- Born: 1859 Albany, New York, US
- Died: 1923 (aged 63–64) New York City, US
- Education: Boston University University of London
- Occupation: educator
- Children: 4

= Clara B. Spence =

Educator, women's and civil rights advocate, adoption pioneer

Clara B. Spence (1859–1923) was an American educator, women's and civil rights advocate, adoption pioneer and civic leader.

==Background and career ==
Born in Albany, New York, in 1859 Spence came from a middle-class family. She got a good education and a degree from Boston University in Oratory 1879. She studied Shakespeare in London University and came back to New York City to work as an actor in the Madison Square Theatre. However, when her mother died in 1883, Spence changed her focus from acting to education.

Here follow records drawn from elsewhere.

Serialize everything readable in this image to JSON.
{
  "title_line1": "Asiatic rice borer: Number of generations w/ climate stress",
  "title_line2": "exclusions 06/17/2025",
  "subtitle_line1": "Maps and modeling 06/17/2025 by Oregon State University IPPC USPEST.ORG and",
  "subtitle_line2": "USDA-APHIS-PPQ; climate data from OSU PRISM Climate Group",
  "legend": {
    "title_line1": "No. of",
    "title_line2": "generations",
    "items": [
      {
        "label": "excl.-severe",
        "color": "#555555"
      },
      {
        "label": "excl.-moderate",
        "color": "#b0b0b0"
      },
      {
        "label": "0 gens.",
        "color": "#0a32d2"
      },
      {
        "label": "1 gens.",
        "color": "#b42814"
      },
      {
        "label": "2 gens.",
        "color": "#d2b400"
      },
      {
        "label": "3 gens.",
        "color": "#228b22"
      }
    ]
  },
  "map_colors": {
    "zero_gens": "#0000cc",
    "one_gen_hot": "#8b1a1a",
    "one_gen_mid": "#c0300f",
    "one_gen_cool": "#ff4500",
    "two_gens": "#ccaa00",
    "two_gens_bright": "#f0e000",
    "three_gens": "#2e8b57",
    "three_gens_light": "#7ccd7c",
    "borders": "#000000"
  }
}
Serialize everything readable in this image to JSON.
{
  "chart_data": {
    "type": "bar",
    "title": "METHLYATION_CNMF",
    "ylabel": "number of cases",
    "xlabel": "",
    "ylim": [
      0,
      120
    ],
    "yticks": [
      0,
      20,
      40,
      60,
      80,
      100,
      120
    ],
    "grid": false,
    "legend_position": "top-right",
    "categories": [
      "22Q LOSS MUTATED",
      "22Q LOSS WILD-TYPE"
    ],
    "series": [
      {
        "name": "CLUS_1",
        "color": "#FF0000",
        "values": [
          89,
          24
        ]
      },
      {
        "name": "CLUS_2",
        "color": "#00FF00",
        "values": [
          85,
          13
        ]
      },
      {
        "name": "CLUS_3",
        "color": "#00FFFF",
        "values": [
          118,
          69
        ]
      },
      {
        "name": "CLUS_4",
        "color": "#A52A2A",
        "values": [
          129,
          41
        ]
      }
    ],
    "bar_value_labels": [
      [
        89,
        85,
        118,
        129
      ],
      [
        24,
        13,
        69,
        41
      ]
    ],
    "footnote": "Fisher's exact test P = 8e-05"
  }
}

She founded the Spence School for girls in East 91st Street in New York City, where she served as Headmistress for 31 years. In 1892 this included a nursery for abandoned babies. She became known as an innovative educator and was on many boards in the city including the American Museum of Natural History, Barnard College, the Oratorio Society and the Metropolitan Museum of Art. One of the teachers she hired for the school was Isadora Duncan. Edith Wharton gave lectures as did Helen Keller, with Anne Sullivan. One of the Alumni, Ruth Draper, was a close friend and returned to give talks at the school. Other speakers included Booker T. Washington and Aldous Huxley.

==Personal life==
As an educated woman of her day it was not entirely uncommon for her not to marry. In the last two decades of the 19th century 50% of college educated women in the United States did not marry. In fact she found a like-minded woman with whom she shared the rest of her life. Together they adopted children, making them one of the first same sex adoption families. Her partner was Charlotte S. Baker and together they ran the school that Spence founded in 1892, The Spence School. In winter they lived with their children in an apartment at the school and in summer they moved to The Willows in Maine. The children were adopted through an adoption agency that Spence founded from the nursery that started the school, now called Spence-Chapin Services to Families and Children. She pioneered the idea of bringing children from other countries, in this case Great Britain, to the United States for adoption. Her own children were adopted in 1909, 1911, 1914 and 1915. Each of the two women adopted 2 children, a boy and a girl each. This personal investment in adoption paved the way for the modern idea of the children being part of the family and not cheap labour to be used. The women were supporters of the suffrage movement. Spence marched with Harriot Stanton Blatch in the Fifth Avenue march for equality in 1913.

Spence died in the summer of 1923. Her funeral was on 22 November 1923.